Now there is talk of having an in-camera session on the economy but again to what avail? The government seems to have decided to take the US-favoured route of the IMF. Already the IMF has sought to fire the first salvo by stopping the $300 million World Bank loan. Let us be clear that if we go to the IMF, this country will be rocked by further instability and violence. This will play into the hands of the US which eventually seeks to undermine the state in its present form – especially in terms of its nuclear assets. Already the government is playing a strange game on the waters issue with India. By the time the Indians undo their illegal actions on the Chenab waters the damage will be done in terms of an inability of the farmers to sow the wheat crop. Meanwhile, President Zardari’s love fest with the Indians will have allowed them unprecedented access to our markets and to the much-coveted land route into Afghanistan – all unilateral concessions as it turns out. Incidentally, if this government is really intent on cosying up to India, it should first focus on the energy sector through joint nuclear energy generation. This is the only sector that has immediate benefits for both countries which can also jointly control the civil nuclear technology. But every time I have suggested this to the Indians, they balk. Why, if they really do want to go fore the peace and development dividend?

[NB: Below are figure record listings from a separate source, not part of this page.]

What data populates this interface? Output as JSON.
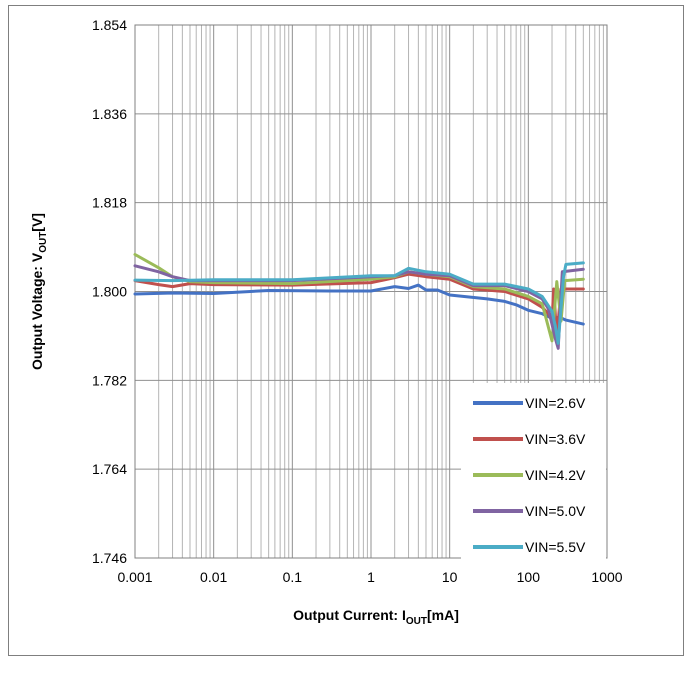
{
  "chart_data": {
    "type": "line",
    "xscale": "log",
    "xlim": [
      0.001,
      1000
    ],
    "ylim": [
      1.746,
      1.854
    ],
    "x_ticks": [
      "0.001",
      "0.01",
      "0.1",
      "1",
      "10",
      "100",
      "1000"
    ],
    "y_ticks": [
      "1.854",
      "1.836",
      "1.818",
      "1.800",
      "1.782",
      "1.764",
      "1.746"
    ],
    "grid": true,
    "legend_position": "bottom-right",
    "xlabel": {
      "prefix": "Output Current: I",
      "sub": "OUT",
      "suffix": "[mA]"
    },
    "ylabel": {
      "prefix": "Output Voltage: V",
      "sub": "OUT",
      "suffix": "[V]"
    },
    "series": [
      {
        "name": "VIN=2.6V",
        "color": "#4472c4",
        "points": [
          [
            0.001,
            1.7995
          ],
          [
            0.003,
            1.7997
          ],
          [
            0.01,
            1.7996
          ],
          [
            0.05,
            1.8002
          ],
          [
            0.3,
            1.8001
          ],
          [
            1,
            1.8001
          ],
          [
            2,
            1.801
          ],
          [
            3,
            1.8006
          ],
          [
            4,
            1.8013
          ],
          [
            5,
            1.8003
          ],
          [
            7,
            1.8003
          ],
          [
            10,
            1.7993
          ],
          [
            30,
            1.7985
          ],
          [
            50,
            1.798
          ],
          [
            70,
            1.7973
          ],
          [
            100,
            1.7962
          ],
          [
            150,
            1.7955
          ],
          [
            200,
            1.7946
          ],
          [
            250,
            1.7948
          ],
          [
            300,
            1.7942
          ],
          [
            500,
            1.7934
          ]
        ]
      },
      {
        "name": "VIN=3.6V",
        "color": "#c0504d",
        "points": [
          [
            0.001,
            1.8022
          ],
          [
            0.002,
            1.8014
          ],
          [
            0.003,
            1.801
          ],
          [
            0.005,
            1.8016
          ],
          [
            0.01,
            1.8014
          ],
          [
            0.1,
            1.8013
          ],
          [
            1,
            1.8018
          ],
          [
            2,
            1.8028
          ],
          [
            3,
            1.8035
          ],
          [
            5,
            1.803
          ],
          [
            10,
            1.8025
          ],
          [
            20,
            1.8005
          ],
          [
            50,
            1.8
          ],
          [
            100,
            1.7985
          ],
          [
            150,
            1.7968
          ],
          [
            180,
            1.7955
          ],
          [
            200,
            1.794
          ],
          [
            210,
            1.8005
          ],
          [
            230,
            1.7905
          ],
          [
            260,
            1.8005
          ],
          [
            500,
            1.8005
          ]
        ]
      },
      {
        "name": "VIN=4.2V",
        "color": "#9bbb59",
        "points": [
          [
            0.001,
            1.8075
          ],
          [
            0.002,
            1.8048
          ],
          [
            0.003,
            1.803
          ],
          [
            0.005,
            1.802
          ],
          [
            0.01,
            1.8018
          ],
          [
            0.1,
            1.8016
          ],
          [
            1,
            1.8025
          ],
          [
            2,
            1.803
          ],
          [
            3,
            1.804
          ],
          [
            5,
            1.8035
          ],
          [
            10,
            1.803
          ],
          [
            20,
            1.801
          ],
          [
            50,
            1.8005
          ],
          [
            100,
            1.799
          ],
          [
            150,
            1.7975
          ],
          [
            200,
            1.79
          ],
          [
            230,
            1.802
          ],
          [
            260,
            1.794
          ],
          [
            290,
            1.8022
          ],
          [
            500,
            1.8025
          ]
        ]
      },
      {
        "name": "VIN=5.0V",
        "color": "#8064a2",
        "points": [
          [
            0.001,
            1.8052
          ],
          [
            0.002,
            1.804
          ],
          [
            0.003,
            1.803
          ],
          [
            0.005,
            1.8022
          ],
          [
            0.01,
            1.8022
          ],
          [
            0.1,
            1.8022
          ],
          [
            1,
            1.803
          ],
          [
            2,
            1.8032
          ],
          [
            3,
            1.804
          ],
          [
            5,
            1.8035
          ],
          [
            10,
            1.8032
          ],
          [
            20,
            1.8012
          ],
          [
            50,
            1.8012
          ],
          [
            100,
            1.8
          ],
          [
            150,
            1.7985
          ],
          [
            180,
            1.7965
          ],
          [
            220,
            1.7905
          ],
          [
            240,
            1.7885
          ],
          [
            270,
            1.804
          ],
          [
            500,
            1.8045
          ]
        ]
      },
      {
        "name": "VIN=5.5V",
        "color": "#4bacc6",
        "points": [
          [
            0.001,
            1.8023
          ],
          [
            0.003,
            1.8022
          ],
          [
            0.01,
            1.8024
          ],
          [
            0.1,
            1.8024
          ],
          [
            1,
            1.8032
          ],
          [
            2,
            1.8032
          ],
          [
            3,
            1.8047
          ],
          [
            5,
            1.804
          ],
          [
            10,
            1.8035
          ],
          [
            20,
            1.8015
          ],
          [
            50,
            1.8015
          ],
          [
            100,
            1.8005
          ],
          [
            150,
            1.799
          ],
          [
            200,
            1.796
          ],
          [
            220,
            1.793
          ],
          [
            240,
            1.7895
          ],
          [
            280,
            1.803
          ],
          [
            300,
            1.8055
          ],
          [
            500,
            1.8058
          ]
        ]
      }
    ]
  }
}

But coming back to agriculture, already there are problems because of the over 12-hour power blackouts in the rural areas – including of southern Punjab, no matter what the Punjab chief minister may claim in terms of aiding the farmers. After all, providing tractors when there is no water to sow the crop and no electricity to run the tube wells is a bad joke on the farming community. It seems that the state is seeking to destroy the country’s agricultural potential altogether so that Indian wheat and sugar may takeover the market. Incidentally, as happens every time there is some economic crisis or crunch, agriculturalists are targeted. Well, I think it is time to have agricultural tax based on production rather than the abiana and land tax we pay now which is based on holdings regardless of actual yield or production – that is, treat agriculture like industry with the same laws regarding labour and insurance. Perhaps it is also time to ensure that professionals like doctors and lawyers also pay their due share in terms of income tax, so that indirect taxation is not constantly upped to the detriment of the poorer classes of society.

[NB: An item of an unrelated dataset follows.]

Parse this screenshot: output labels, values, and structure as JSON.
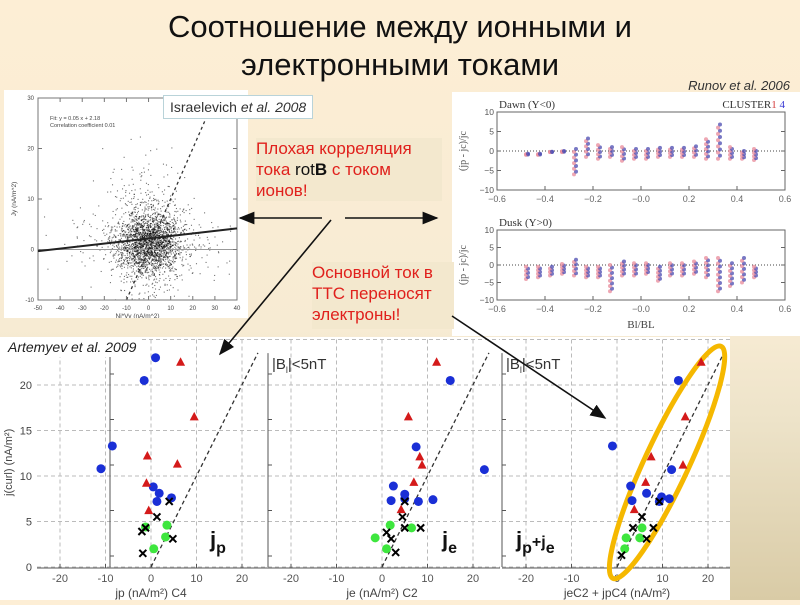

As for the IMF, the US will undoubtedly seek this as a tool to target state institutions like the military but the issue of the IMF goes far beyond since the record on what the IMF does to developing states is clear for all to see – political instability and greater polarisation. And when will Pakistan’s ruling elite learn that bankers have not done much for the country’s long term economic health. So why do we continue to depend on them for formulating our economic policies in alliance with what friend Imti calls “the retired and serving Gurkha fighters of the IMF”. Here it would not be amiss to remind ourselves that regardless of their fighting skills and bravery, the Gurkhas were a mercenary fighting force for the British colonisers. Mosharraf Zaidi’s argument for defaulting (The News, October 28) need to be seriously considered (I find myself agreeing with him for once!) by our leaders and parliamentarians before another banker entraps this country into the IMF trap. Can they not follow the example of the passionate overseas Pakistani, Dr Yasir Khan from Australia, who has remitted to Pakistan $ 1000 for each member of his family and suggests others send at least $350 per head. Again, what a contrast between the rulers and the ordinary Pakistani wherever he/she may be. The latter acts to save his/her country while the former are full of hot air and dubious intent.

Finally, how long will the state allow women to be murdered by the powerful? A few brave souls expose these ills and then all is quiet again. While reading the horror story of young Taslim Solangi, one wonders what has happened in the case of the murdered Baloch women? Have the powerful succeeded in getting away again with such dastardly deeds?